The 2019 budget blueprint, also released on Monday, would abolish funding for the TIGER grant program, which originated in the 2009 stimulus package and allocates funds to state and local governments for surface transportation projects.
The budget proposal also slashes funding for Amtrak grants in half and calls on states to pitch in operation costs for long-distance Amtrak service.

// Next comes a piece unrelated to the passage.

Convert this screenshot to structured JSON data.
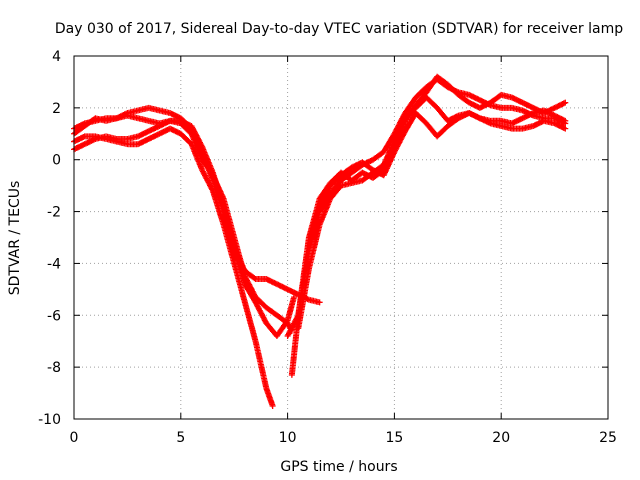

And it phases out the Federal Transit Administration’s (FTA) Capital Investment program, providing funding only for deals that have already been secured with state and local governments.

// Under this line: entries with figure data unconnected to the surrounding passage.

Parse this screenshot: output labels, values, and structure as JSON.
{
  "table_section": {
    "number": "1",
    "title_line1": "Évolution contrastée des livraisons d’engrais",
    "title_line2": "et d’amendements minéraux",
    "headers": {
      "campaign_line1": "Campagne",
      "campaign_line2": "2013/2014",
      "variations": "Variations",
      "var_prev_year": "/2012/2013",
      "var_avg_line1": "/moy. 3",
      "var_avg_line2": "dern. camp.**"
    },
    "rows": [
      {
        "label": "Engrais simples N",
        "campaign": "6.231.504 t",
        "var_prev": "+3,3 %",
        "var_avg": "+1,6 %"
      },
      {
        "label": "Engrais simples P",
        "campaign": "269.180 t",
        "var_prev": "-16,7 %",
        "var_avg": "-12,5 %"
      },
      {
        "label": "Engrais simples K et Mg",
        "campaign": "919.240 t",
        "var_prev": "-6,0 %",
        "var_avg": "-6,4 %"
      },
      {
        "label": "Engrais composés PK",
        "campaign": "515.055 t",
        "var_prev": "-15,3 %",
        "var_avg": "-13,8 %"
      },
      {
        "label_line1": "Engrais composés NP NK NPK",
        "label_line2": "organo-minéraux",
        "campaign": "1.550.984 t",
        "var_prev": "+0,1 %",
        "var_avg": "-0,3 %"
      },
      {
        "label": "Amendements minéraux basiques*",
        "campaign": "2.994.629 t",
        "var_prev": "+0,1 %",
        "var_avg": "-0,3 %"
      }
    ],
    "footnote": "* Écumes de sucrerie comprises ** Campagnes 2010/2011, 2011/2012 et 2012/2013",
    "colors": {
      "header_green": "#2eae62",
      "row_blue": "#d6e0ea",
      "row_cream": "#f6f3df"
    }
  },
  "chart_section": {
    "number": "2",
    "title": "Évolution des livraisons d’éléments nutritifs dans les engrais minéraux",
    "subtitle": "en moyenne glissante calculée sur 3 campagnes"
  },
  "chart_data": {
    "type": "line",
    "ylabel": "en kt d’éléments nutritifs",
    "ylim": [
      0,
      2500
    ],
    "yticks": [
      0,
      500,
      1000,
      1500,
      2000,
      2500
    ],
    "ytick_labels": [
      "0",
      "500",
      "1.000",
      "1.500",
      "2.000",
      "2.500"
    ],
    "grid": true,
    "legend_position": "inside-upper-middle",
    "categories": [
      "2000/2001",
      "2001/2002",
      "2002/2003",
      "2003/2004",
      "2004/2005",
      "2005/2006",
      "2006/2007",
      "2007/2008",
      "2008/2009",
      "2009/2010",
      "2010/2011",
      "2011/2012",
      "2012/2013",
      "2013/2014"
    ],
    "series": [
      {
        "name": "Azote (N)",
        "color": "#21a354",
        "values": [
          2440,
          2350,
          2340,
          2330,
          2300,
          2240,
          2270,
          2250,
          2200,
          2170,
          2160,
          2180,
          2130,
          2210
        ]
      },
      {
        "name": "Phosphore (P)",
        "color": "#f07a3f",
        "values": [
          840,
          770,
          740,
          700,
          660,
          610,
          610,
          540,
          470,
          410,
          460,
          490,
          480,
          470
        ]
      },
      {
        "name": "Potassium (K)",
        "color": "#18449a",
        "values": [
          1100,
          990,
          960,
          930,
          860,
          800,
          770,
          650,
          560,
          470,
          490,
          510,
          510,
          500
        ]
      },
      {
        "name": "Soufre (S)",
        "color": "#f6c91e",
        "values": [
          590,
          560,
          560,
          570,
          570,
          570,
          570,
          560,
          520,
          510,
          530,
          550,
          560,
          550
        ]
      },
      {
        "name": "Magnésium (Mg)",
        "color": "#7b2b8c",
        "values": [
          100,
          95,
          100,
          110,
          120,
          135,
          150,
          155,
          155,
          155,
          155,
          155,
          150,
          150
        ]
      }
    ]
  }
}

It seeks to increase the speed of environmental reviews.
Trump vowed to streamline permitting in his infrastructure proposal, which seeks to reduce the process down to two years.
His proposal argues the environmental review process breeds “inefficiencies” that are “duplicative.”
The administration is pushing for what it calls a “one agency one decision” method to process reviews so the agency with relevant “expertise” can take charge over a given project’s permitting.
The idea is already facing pushback from environmental groups concerned that these efforts will inhibit environmental protections.
“This is not a serious proposal to make the investments America’s infrastructure needs — this is a scam designed to gut clean air, water, and wildlife protections, transform public highways and bridges into privately owned toll roads, and sell off America's public lands,” Michael Brune, the executive director of Sierra Club, said this week.
The White House official over the weekend rejected the notion that the administration is trying to obstruct environmental statues.
“We are not touching any of the fundamental requirements of any of the core infrastructure acts,” the official said, referencing environmental laws.
“We’re not saying you can have a bigger impact on endangered species, or the water can be dirty, or the air can be dirty, or anything like that. So the core acts stay the same. We’re talking about the process that’s used to do the analysis around the environmental impact.”
It doesn’t propose a fix for the struggling Highway Trust Fund.
The administration’s framework does not include a fix to address the solvency of the Highway Trust Fund, which receives revenue from the federal gas tax to pay for road projects. But that levy has not been raised since 1993, eroding the fund’s purchasing power over time.
Chao in a conference call with reporters earlier this week said the fund must be tackled in some capacity, noting it faces a shortfall at the end of 2020.
“That will have to be addressed either in the infrastructure proposal or if not in the infrastructure proposal, in reauthorization of some sort,” Chao said. “So I think we all recognize how important this issue is and we need to address it in the infrastructure proposal.”
Business groups and unions have pushed for raising the gas tax to boost the trust fund, but the idea faces strong opposition among Republicans.